Farrell, a marketing executive at Paramount Pictures, died on December 7 and his passing brought back the story of the drama surrounding the end of Fatal Attraction.
The original planned ending had Close's character, the psychopathic stalker to Douglas' Dan Gallagher, commit ritualistic suicide as she listens to a recording of "Madame Butterfly." Farrell insisted on testing the movie with preview audiences--and those consumers openly rejected the ending as unsatisfying. Given the findings, Farrell insisted that director Adrian Lyne re-shoot the ending.
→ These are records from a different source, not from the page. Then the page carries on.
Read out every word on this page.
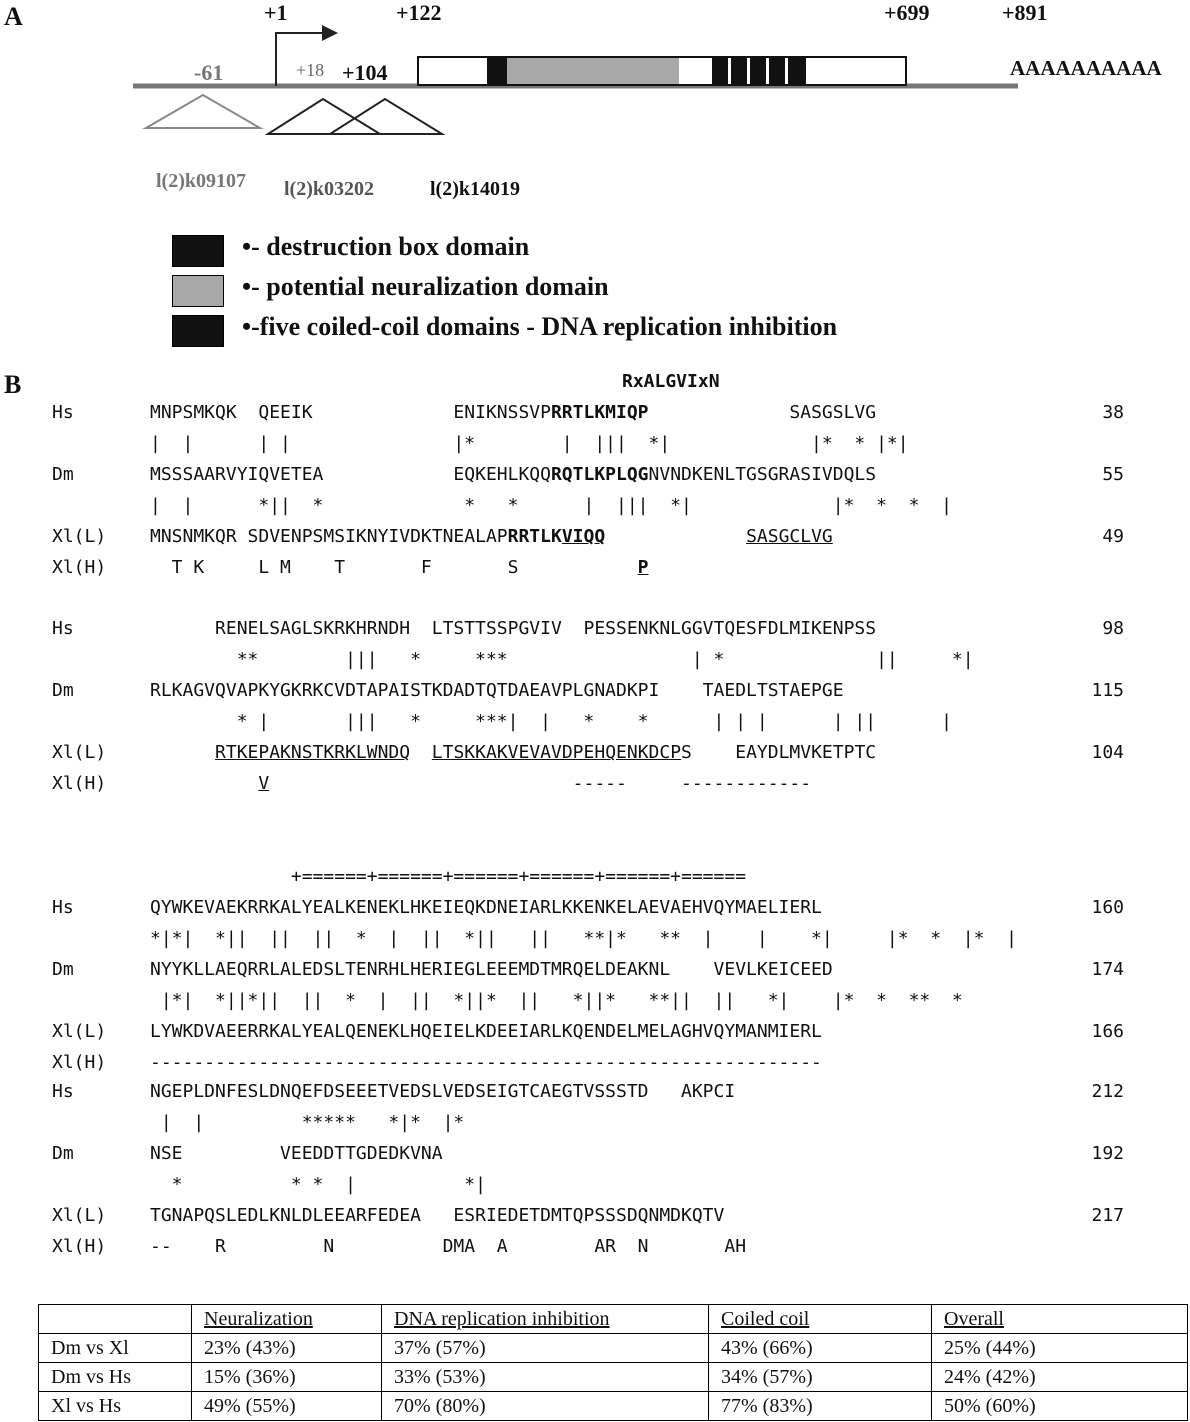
A	+1	+122	+699	+891
-61	+18 +104	AAAAAAAAAA
l(2)k09107 l(2)k03202	l(2)k14019
•- destruction box domain
•- potential neuralization domain
•-five coiled-coil domains - DNA replication inhibition
B	RxALGVIxN
Hs	MNPSMKQK  QEEIK             ENIKNSSVPRRTLKMIQP             SASGSLVG	38
|  |      | |               |*        |  |||  *|             |*  * |*|
Dm	MSSSAARVYIQVETEA            EQKEHLKQQRQTLKPLQGNVNDKENLTGSGRASIVDQLS	55
|  |      *||  *             *   *      |  |||  *|             |*  *  *  |
Xl(L) MNSNMKQR SDVENPSMSIKNYIVDKTNEALAPRRTLKVIQQ	SASGCLVG	49
Xl(H) T K     L M    T       F       S           P
Hs	RENELSAGLSKRKHRNDH  LTSTTSSPGVIV  PESSENKNLGGVTQESFDLMIKENPSS	98
**        |||   *     ***                 | *              ||     *|
Dm	RLKAGVQVAPKYGKRKCVDTAPAISTKDADTQTDAEAVPLGNADKPI    TAEDLTSTAEPGE	115
* |       |||   *     ***|  |   *    *      | | |      | ||      |
Xl(L)	RTKEPAKNSTKRKLWNDQ LTSKKAKVEVAVDPEHQENKDCPS    EAYDLMVKETPTC	104
Xl(H)	V                            -----     ------------
+======+======+======+======+======+======
Hs	QYWKEVAEKRRKALYEALKENEKLHKEIEQKDNEIARLKKENKELAEVAEHVQYMAELIERL	160
*|*|  *||  ||  ||  *  |  ||  *||   ||   **|*   **  |    |    *|     |*  *  |*  |
Dm	NYYKLLAEQRRLALEDSLTENRHLHERIEGLEEEMDTMRQELDEAKNL    VEVLKEICEED	174
|*|  *||*||  ||  *  |  ||  *||*  ||   *||*   **||  ||   *|    |*  *  **  *
Xl(L) LYWKDVAEERRKALYEALQENEKLHQEIELKDEEIARLKQENDELMELAGHVQYMANMIERL	166
Xl(H) --------------------------------------------------------------
Hs	NGEPLDNFESLDNQEFDSEEETVEDSLVEDSEIGTCAEGTVSSSTD   AKPCI	212
|  |         *****   *|*  |*
Dm	NSE         VEEDDTTGDEDKVNA	192
*          * *  |          *|
Xl(L) TGNAPQSLEDLKNLDLEEARFEDEA   ESRIEDETDMTQPSSSDQNMDKQTV	217
Xl(H) --    R         N          DMA  A        AR  N       AH
	Neuralization	DNA replication inhibition	Coiled coil	Overall
Dm vs Xl	23% (43%)	37% (57%)	43% (66%)	25% (44%)
Dm vs Hs	15% (36%)	33% (53%)	34% (57%)	24% (42%)
Xl vs Hs	49% (55%)	70% (80%)	77% (83%)	50% (60%)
And, we all now remember that captivating finish where Douglas seemingly kills Close's Alex Forrest in a struggle in the bathtub, only to have her re-emerge and then be shot by Douglas' wife, played by Anne Archer.
The movie was nominated for six Oscars but would not have gained this critical and consumer acclaim if not for the efforts of the late Farrell, the unknown and offscreen hero of Fatal Attraction.